Memori aktif dan imunisasi
Memori aktif jangka panjang didapat diikuti dengan infeksi
oleh aktivasi sl B dan T. Imunitas aktif dapat juga muncul buatan, yaitu
melalui vaksinasi.
Prinsip di belakang vaksinasi (juga disebut imunisasi) adalah ntuk memperkenalkan antigen dari patogen untuk menstimulasikan sistem imun dan
mengembangkan imunitas spesifik melawan patogen tanpa menyebabkan penyakit yang
berhubungan dengan organisme tersebut.[5] Hal ini menyebabkan induksi respon imun dengan sengaja
berhasil karena mengeksploitasi spesifisitas alami sistem imun. Dengan penyakit
infeksi tetap menjadi salah satu penyebab kematian pada populasi manusia,
vaksinasi muncul sebagai manipulasi sistem imun manusia yang paling efektif.[57][25]
Kebanyakan vaksin virus berasal dari selubung virus,
sementara banyak vaksin bakteri berasal dari komponen aselular dari mikroorganisme, termasuk komponen toksin yang tidak melukai.[5] Sejak banyak antigen berasal dari vaksin aselular tidak
dengan kuat menyebabkan respon adaptif, kebanyakan vaksin bakter disediakan
dengan penambahan ajuvan yang mengaktifkan sel yang memiliki antigen pada sistem
imun bawaan dan memaksimalkan imunogensitas.[58]
Gangguan pada imunitas
Sistem imun adalah struktur efektif yang menggabungkan
spesifisitas dan adaptasi. Kegagalan pertahanan dapat muncul, dan jatuh pada
tiga kategori: defisiensi imun, autoimunitas, dan hipersensitivitas.
Defisiensi imun
Defisiensi imun muncul ketika satu atau lebih komponen sistem imun tidak
aktif.
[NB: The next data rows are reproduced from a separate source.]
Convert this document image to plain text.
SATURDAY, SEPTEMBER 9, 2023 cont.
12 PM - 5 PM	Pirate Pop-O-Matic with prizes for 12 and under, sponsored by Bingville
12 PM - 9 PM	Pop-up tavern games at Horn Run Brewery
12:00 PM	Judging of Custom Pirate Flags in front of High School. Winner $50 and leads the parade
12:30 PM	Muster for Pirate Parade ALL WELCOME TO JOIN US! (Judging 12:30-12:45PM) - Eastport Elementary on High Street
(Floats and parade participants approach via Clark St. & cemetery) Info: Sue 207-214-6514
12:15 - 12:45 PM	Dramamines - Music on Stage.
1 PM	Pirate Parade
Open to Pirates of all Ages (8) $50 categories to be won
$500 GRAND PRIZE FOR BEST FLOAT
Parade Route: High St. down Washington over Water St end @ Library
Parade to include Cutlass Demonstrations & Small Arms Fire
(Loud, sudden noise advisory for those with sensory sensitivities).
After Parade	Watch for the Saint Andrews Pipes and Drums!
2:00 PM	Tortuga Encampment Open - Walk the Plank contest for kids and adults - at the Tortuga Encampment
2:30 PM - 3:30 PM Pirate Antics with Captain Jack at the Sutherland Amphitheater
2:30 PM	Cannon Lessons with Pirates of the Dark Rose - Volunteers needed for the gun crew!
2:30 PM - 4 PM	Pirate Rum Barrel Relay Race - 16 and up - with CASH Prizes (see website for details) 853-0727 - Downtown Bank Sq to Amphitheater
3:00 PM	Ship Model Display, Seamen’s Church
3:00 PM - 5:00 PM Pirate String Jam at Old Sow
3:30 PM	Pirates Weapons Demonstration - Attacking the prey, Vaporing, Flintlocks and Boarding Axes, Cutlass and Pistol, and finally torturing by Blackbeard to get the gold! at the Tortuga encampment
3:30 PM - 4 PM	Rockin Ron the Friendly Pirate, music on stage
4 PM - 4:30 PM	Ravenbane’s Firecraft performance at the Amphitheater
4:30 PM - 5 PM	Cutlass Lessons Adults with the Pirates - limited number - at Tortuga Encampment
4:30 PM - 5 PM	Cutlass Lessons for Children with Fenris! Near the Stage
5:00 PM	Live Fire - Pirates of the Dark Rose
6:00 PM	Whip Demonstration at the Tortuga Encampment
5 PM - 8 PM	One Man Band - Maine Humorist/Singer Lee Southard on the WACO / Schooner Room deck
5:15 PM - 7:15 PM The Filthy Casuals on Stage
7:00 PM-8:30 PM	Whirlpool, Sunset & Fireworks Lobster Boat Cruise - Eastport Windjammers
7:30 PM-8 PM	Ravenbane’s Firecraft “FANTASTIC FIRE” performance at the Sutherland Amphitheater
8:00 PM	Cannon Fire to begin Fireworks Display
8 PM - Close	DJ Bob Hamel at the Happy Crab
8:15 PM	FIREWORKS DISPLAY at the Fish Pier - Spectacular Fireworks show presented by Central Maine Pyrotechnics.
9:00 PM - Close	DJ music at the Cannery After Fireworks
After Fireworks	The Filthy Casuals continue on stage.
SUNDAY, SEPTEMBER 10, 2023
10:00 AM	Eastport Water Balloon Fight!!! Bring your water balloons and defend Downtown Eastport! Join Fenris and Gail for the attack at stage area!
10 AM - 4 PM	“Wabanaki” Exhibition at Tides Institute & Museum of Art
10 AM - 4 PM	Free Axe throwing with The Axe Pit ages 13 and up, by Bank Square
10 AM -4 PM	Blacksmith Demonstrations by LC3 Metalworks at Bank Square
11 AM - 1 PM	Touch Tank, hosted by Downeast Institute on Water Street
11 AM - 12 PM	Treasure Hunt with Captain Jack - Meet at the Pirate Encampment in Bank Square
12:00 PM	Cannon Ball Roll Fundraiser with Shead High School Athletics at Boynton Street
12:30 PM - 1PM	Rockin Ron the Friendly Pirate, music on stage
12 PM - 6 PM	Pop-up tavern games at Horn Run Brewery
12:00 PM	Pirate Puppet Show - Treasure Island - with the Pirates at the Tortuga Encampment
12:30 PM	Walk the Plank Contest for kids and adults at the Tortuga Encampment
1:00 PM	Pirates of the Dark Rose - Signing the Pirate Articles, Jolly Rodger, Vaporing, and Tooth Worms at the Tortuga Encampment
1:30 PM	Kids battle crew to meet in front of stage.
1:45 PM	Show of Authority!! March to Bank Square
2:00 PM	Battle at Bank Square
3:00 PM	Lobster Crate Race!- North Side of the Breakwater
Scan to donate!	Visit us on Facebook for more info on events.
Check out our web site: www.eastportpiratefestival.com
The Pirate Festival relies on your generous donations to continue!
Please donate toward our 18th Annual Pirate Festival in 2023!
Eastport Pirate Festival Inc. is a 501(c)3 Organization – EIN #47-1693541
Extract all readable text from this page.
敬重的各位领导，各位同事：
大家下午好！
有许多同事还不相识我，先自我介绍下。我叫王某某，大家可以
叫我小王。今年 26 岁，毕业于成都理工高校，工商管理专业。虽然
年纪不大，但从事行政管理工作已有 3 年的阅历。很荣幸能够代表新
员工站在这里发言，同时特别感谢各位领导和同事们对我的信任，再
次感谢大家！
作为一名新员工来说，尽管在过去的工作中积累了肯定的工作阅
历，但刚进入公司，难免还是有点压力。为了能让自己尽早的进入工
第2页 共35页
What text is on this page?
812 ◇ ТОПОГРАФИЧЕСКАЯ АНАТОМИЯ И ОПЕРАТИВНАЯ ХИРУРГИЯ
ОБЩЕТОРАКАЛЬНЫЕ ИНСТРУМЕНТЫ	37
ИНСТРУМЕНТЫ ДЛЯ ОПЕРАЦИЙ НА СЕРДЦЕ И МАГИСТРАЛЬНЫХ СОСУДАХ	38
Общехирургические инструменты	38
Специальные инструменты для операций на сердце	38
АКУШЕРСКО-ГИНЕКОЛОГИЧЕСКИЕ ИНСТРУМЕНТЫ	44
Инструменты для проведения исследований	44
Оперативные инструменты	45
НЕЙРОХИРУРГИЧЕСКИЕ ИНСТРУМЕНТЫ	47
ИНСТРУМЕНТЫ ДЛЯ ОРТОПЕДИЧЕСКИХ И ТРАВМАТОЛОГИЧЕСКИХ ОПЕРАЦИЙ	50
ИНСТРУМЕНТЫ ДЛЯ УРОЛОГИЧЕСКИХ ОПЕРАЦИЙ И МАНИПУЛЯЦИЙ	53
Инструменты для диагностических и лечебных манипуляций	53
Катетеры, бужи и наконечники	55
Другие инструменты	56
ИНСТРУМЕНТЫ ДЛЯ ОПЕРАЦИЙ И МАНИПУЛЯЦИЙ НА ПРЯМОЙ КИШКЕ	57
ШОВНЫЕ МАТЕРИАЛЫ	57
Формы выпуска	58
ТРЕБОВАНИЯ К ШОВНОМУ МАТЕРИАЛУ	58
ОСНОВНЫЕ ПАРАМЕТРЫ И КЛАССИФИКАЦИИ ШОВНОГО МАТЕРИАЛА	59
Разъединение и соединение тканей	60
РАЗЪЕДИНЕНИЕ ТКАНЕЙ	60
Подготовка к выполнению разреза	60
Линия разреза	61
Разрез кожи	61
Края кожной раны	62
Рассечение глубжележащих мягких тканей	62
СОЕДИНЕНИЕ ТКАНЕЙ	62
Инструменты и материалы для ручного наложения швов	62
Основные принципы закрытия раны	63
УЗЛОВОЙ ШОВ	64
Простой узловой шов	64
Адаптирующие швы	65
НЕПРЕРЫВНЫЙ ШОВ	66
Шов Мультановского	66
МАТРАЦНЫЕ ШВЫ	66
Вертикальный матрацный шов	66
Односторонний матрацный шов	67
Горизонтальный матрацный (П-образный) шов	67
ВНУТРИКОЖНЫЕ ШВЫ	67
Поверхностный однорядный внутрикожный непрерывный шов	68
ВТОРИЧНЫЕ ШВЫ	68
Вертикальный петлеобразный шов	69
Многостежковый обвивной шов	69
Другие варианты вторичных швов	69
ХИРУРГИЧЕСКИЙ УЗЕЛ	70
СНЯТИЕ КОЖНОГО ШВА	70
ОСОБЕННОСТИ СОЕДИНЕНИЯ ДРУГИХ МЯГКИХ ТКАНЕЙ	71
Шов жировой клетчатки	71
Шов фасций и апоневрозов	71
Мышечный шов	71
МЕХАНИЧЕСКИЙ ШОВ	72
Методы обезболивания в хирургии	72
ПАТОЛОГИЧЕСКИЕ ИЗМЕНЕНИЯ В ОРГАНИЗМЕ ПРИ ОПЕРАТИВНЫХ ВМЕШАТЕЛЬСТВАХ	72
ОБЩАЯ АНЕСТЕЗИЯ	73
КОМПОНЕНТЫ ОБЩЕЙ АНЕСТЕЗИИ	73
Kemampuan sistem imun untuk merespon patogen berkurang pada baik
golongan muda dan golongan tua, dengan respon imun mulai untuk berkurang pada
usia sekitar 50 tahun karena immunosenescence.[59][60] Di negara-negara berkembang, obesitas, penggunaan alkohol dan narkoba adalah akibat paling umum dari fungsi imun yang buruk.[60] Namun, kekurangan nutrisi adalah akibat paling umum yang menyebabkan defisiensi imun
di negara berkembang.[60] Diet kekurangan cukup protein berhubungan dengan gangguan
imunitas selular, aktivitas komplemen, fungsi fagosit, konsentrasi antibodi IgA dan produksi sitokin. Defisiensi nutrisi seperti zinc, selenium, zat besi, tembaga, vitamin A, C, E, dan B6, dan asam
folik (vitamin B9) juga mengurangi
respon imun.[60]
Defisiensi imun juga dapat didapat.[5] Chronic
granulomatous disease, penyakit
yang menyebabkan kemampuan fagosit untuk menghancurkan fagosit berkurang, adalah contoh dari
defisiensi imun dapatan. AIDS dan beberapa tipe kanker menyebabkan defisiensi imun dapatan.[61][62]
[sunting] Autoimunitas
Respon imun terlalu aktif menyebabkan disfungsi imun yang
disebut autoimunitas. Sistem imun gagal untuk memusnahkan dengan tepat antara
diri sendiri dan bukan diri sendiri, dan menyerang bagian dari tubuh. Dibawah
keadaan sekitar yang normal, banyak sel T dan antibodi bereaksi dengan peptid
sendiri.[63] Satu fungsi sel (terletak di thymus dan sumsum
tulang) adalah untuk memunculkan limfosit
muda dengan antigen sendiri yang diproduksi pada tubuh dan untuk membunuh sel
tersebut yang dianggap antigen sendiri, mencegah autoimunitas.[50]
[sunting] Hipersensitivitas
Hipersensitivitas adalah respon imun yang merusak jaringan tubuh sendiri.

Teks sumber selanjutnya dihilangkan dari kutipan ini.